Vančo Dimovski: Wisła Płock to nie Hamburg

Zdjęcie okładkowe artykułu:
zdjęcie autora artykułu

W miniony weekend Metalurg Skopje zmierzył się w Lidze Mistrzów z HSV Hamburg. Zespół z Bałkanów przegrał na wyjeździe w stosunku 25:32. W czwartek podopieczni trenera Lino Červara będą próbowali zrehabilitować się za tą porażkę w pojedynku z Orlen Wisłą Płock.

Nafciarze zajmują obecnie 2. pozycję w tabeli grupy C Ligi Mistrzów. Bez wątpienia Metalurg postawi wysokie wymagania ekipie Larsa Walthera. Z drugiej strony trzeba przyznać, iż pewien respekt przed mistrzem Polski czuje nawet były selekcjoner Chorwacji.

- Starcie z Wisłą będzie ciężkie, gdyż jest to zespół, mający w swoim składzie doświadczonych oraz dojrzałych szczypiornistów, którzy wystąpili w wielu takich spotkaniach. Drużyna z Polski ma w kadrze ośmiu obcokrajowców, a prowadzi ją duński trener Lars Walther. Płocka ekipa preferuje silną fizycznie piłkę ręczną. Wisła gra przeważnie systemem obrony 6-0, w a ofensywie kontratakami z wykorzystaniem skrzydeł - stwierdził szkoleniowiec Metalurga, Lino Červar.

Jak twierdzą media na Bałkanach, opiekun gospodarzy w czwartek nie będzie mógł skorzystać z usług Damira Batinovicia, który występuje zazwyczaj na lewym rozegraniu. W składzie miejscowych na tej pozycji powinien się pojawić na parkiecie Miladin Kozlina, choć nie jest on podobno gotowy do gry w stu procentach.

Trener Metalurga martwił się o występ Žarko Markovicia, który skarżył się na problemy z udem. Jednak dokładne badania wykazały, że prawy rozgrywający z Czarnogóry nabawił się tylko drobnego urazu i w czwartek wybiegnie raczej na boisko. Pomimo kłopotów Červar zachowuje optymizm i wiarę w swoich podopiecznych.

- Wystąpimy ponownie przed własną publicznością i zapowiedziałem zawodnikom, żeby zupełnie zapomnieli o Hamburgu. Teraz mamy przed sobą nowe wyzwanie, jakim jest Wisła Płock.

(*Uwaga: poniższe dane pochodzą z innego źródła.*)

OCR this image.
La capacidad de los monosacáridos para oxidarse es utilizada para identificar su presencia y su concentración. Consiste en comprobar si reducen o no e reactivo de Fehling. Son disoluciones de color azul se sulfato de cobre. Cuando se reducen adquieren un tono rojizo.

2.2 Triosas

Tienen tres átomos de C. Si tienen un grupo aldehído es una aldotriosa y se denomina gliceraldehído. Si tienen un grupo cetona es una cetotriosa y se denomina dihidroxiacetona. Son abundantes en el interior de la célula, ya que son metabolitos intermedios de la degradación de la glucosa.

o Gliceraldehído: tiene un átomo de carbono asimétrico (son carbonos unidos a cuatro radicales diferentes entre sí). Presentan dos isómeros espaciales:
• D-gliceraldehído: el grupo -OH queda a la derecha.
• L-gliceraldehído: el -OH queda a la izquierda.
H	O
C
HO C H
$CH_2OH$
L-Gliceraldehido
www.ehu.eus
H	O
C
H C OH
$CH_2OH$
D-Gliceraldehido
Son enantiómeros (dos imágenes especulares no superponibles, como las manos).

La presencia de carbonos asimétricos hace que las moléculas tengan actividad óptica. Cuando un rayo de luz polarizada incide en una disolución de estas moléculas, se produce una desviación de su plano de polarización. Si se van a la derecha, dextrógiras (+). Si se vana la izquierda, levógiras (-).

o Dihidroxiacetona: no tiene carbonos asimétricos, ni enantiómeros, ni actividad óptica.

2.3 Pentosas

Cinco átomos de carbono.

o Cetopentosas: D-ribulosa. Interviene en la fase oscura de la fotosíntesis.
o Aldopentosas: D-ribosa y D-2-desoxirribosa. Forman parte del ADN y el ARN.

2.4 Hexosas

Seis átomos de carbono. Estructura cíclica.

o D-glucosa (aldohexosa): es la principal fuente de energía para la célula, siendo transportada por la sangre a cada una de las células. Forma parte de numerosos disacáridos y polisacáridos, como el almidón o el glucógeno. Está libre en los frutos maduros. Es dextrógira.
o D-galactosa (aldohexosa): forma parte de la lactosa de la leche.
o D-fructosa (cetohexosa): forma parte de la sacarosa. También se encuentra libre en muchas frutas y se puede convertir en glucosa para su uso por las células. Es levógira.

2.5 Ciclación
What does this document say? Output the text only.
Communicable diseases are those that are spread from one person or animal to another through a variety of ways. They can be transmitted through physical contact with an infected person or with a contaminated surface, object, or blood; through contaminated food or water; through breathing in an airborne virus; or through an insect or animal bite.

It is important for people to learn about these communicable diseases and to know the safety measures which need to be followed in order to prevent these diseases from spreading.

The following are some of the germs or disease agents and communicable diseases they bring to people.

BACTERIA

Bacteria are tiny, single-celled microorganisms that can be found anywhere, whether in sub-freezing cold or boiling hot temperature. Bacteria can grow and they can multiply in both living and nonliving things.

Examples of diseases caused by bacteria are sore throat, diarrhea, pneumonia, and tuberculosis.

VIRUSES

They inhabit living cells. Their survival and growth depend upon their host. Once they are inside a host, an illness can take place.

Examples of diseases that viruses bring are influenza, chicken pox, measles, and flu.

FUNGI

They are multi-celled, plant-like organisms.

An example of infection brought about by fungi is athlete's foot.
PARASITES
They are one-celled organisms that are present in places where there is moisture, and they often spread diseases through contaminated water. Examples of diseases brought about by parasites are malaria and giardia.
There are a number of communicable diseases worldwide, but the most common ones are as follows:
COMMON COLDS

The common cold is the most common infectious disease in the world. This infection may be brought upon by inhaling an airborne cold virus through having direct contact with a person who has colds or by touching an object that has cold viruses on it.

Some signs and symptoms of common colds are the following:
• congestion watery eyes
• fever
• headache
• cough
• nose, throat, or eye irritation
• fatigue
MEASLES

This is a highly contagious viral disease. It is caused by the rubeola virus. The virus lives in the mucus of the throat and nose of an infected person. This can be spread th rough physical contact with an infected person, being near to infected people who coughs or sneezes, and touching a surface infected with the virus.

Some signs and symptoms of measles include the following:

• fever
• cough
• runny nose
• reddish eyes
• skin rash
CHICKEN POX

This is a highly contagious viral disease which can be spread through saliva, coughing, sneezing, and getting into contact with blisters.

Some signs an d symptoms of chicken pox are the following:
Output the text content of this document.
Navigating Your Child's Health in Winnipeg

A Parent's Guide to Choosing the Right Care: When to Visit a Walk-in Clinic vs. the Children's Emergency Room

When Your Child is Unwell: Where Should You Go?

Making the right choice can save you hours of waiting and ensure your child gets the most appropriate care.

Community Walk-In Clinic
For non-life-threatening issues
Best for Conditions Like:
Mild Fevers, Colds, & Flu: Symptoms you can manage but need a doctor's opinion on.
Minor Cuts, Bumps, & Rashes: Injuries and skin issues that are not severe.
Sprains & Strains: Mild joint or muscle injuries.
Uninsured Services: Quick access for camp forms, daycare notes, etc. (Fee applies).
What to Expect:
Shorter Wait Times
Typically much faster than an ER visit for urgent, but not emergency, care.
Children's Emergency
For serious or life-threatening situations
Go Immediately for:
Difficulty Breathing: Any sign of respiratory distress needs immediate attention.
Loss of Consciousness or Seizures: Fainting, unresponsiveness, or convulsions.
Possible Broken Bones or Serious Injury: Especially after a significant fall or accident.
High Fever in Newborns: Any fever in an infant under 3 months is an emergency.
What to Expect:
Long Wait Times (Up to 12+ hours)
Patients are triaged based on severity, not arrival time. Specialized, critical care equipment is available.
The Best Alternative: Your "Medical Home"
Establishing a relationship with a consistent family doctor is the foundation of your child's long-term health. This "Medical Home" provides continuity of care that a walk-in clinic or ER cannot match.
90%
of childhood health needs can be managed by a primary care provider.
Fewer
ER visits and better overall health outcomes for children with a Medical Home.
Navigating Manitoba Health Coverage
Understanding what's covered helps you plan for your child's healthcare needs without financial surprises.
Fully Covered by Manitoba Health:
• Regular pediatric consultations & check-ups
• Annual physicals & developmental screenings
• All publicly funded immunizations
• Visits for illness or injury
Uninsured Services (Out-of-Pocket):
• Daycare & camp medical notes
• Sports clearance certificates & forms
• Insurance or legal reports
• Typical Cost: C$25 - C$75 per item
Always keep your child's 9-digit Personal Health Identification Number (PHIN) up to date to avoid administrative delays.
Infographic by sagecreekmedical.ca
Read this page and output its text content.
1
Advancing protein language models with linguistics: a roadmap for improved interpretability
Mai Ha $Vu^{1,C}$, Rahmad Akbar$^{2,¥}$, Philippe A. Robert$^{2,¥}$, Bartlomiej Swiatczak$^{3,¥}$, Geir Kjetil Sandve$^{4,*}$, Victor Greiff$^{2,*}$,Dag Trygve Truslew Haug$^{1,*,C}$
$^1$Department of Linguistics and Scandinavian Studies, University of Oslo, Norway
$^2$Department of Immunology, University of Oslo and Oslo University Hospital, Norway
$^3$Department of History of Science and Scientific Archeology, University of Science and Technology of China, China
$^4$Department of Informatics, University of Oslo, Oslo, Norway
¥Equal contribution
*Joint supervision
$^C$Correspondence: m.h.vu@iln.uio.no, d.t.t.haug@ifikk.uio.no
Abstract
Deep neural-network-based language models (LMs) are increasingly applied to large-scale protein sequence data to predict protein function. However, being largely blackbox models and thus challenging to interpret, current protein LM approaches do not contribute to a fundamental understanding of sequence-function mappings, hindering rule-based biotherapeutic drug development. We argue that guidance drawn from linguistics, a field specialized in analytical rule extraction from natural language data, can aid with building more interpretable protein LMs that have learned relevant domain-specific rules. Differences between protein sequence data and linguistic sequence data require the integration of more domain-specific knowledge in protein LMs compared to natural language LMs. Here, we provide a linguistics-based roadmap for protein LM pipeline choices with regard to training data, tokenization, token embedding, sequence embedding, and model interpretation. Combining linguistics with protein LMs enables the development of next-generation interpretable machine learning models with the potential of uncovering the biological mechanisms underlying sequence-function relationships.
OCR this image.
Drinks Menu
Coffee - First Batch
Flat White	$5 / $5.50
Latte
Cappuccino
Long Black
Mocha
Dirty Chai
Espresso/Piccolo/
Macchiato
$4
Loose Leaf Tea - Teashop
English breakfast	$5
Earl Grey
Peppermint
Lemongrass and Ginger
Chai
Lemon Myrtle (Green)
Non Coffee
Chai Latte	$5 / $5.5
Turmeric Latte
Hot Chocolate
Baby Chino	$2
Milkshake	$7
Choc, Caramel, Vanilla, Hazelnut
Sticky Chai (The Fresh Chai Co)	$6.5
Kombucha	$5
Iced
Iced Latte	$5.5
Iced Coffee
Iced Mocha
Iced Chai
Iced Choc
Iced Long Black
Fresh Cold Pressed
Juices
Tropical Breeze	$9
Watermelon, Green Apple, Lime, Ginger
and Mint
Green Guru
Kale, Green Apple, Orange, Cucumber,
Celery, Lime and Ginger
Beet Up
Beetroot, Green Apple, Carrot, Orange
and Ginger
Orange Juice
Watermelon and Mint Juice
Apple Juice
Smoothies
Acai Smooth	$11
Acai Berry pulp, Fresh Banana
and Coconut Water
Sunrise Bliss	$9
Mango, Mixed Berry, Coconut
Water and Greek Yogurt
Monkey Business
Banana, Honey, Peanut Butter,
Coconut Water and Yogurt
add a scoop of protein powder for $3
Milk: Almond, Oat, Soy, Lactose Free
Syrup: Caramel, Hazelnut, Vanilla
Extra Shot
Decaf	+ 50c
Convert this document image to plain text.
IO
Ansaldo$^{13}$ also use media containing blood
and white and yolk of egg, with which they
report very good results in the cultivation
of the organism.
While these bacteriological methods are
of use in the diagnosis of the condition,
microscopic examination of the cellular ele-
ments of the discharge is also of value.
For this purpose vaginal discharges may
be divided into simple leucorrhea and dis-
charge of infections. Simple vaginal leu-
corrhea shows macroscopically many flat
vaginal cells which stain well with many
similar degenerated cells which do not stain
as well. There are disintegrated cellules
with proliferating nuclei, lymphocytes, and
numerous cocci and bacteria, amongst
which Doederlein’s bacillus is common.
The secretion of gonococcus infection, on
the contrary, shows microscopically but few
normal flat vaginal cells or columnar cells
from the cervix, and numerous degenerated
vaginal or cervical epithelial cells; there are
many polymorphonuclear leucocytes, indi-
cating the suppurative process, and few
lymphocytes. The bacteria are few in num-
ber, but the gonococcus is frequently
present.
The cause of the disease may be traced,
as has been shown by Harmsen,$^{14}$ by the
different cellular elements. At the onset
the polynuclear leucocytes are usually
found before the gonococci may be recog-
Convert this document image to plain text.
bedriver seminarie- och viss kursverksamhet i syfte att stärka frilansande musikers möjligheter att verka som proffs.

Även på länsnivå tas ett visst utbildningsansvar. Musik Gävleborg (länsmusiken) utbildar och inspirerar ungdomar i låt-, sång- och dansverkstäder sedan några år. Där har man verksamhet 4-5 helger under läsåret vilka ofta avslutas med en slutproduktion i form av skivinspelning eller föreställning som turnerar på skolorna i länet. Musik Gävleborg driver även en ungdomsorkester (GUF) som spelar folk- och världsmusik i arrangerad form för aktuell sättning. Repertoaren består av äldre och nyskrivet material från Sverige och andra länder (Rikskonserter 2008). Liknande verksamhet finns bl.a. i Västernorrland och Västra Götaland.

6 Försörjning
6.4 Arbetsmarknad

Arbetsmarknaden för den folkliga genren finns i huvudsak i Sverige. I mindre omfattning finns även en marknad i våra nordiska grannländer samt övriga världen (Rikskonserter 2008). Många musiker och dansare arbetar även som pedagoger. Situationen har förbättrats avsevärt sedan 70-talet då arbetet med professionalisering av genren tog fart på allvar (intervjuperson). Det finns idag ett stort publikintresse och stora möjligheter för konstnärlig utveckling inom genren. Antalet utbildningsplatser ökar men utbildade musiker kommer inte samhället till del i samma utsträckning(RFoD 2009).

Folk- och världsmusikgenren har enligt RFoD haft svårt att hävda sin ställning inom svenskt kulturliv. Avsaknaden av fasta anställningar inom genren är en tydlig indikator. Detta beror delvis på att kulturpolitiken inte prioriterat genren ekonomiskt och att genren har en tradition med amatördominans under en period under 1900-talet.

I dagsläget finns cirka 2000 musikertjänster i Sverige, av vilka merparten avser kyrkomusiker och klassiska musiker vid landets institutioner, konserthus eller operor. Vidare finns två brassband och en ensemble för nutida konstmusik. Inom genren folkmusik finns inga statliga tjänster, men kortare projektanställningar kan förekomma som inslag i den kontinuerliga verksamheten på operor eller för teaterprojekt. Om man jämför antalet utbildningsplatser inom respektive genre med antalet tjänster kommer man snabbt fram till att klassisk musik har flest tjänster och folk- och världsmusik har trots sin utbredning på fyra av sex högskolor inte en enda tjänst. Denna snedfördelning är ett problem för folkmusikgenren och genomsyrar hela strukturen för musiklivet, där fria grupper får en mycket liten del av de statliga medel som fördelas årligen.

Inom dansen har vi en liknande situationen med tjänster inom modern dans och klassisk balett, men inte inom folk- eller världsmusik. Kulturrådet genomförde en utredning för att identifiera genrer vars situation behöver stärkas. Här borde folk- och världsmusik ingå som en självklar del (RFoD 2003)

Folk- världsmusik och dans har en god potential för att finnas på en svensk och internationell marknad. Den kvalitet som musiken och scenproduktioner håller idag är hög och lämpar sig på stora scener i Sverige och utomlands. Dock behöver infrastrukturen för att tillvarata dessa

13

W spotkaniu z polskim klubem możemy osiągnąć korzystny rezultat, jeśli będziemy maksymalnie się starali. Trzeba w stu procentach skoncentrować się, ustawić solidną obronę i wyprowadzać mądre ataki - powiedział Chorwat, który bez wątpienia dobrze zmobilizował piłkarzy ręcznych Metalurga Skopje, o czym świadczą słowa Vančo Dimovskiego.

- Hamburg jest poza nami i już zapomnieliśmy o niedzielnym meczu. W chwili obecnej maksymalnie skupiamy się na kolejnej próbie sił. Wisła Płock to klasowa drużyna, ale z całą pewnością nie tej rangi co niemiecki Hamburg. Wierzymy więc, że stać nas na odniesienie sukcesu, jeżeli zagramy najlepiej, jak potrafimy - zapewnił macedoński obrotowy.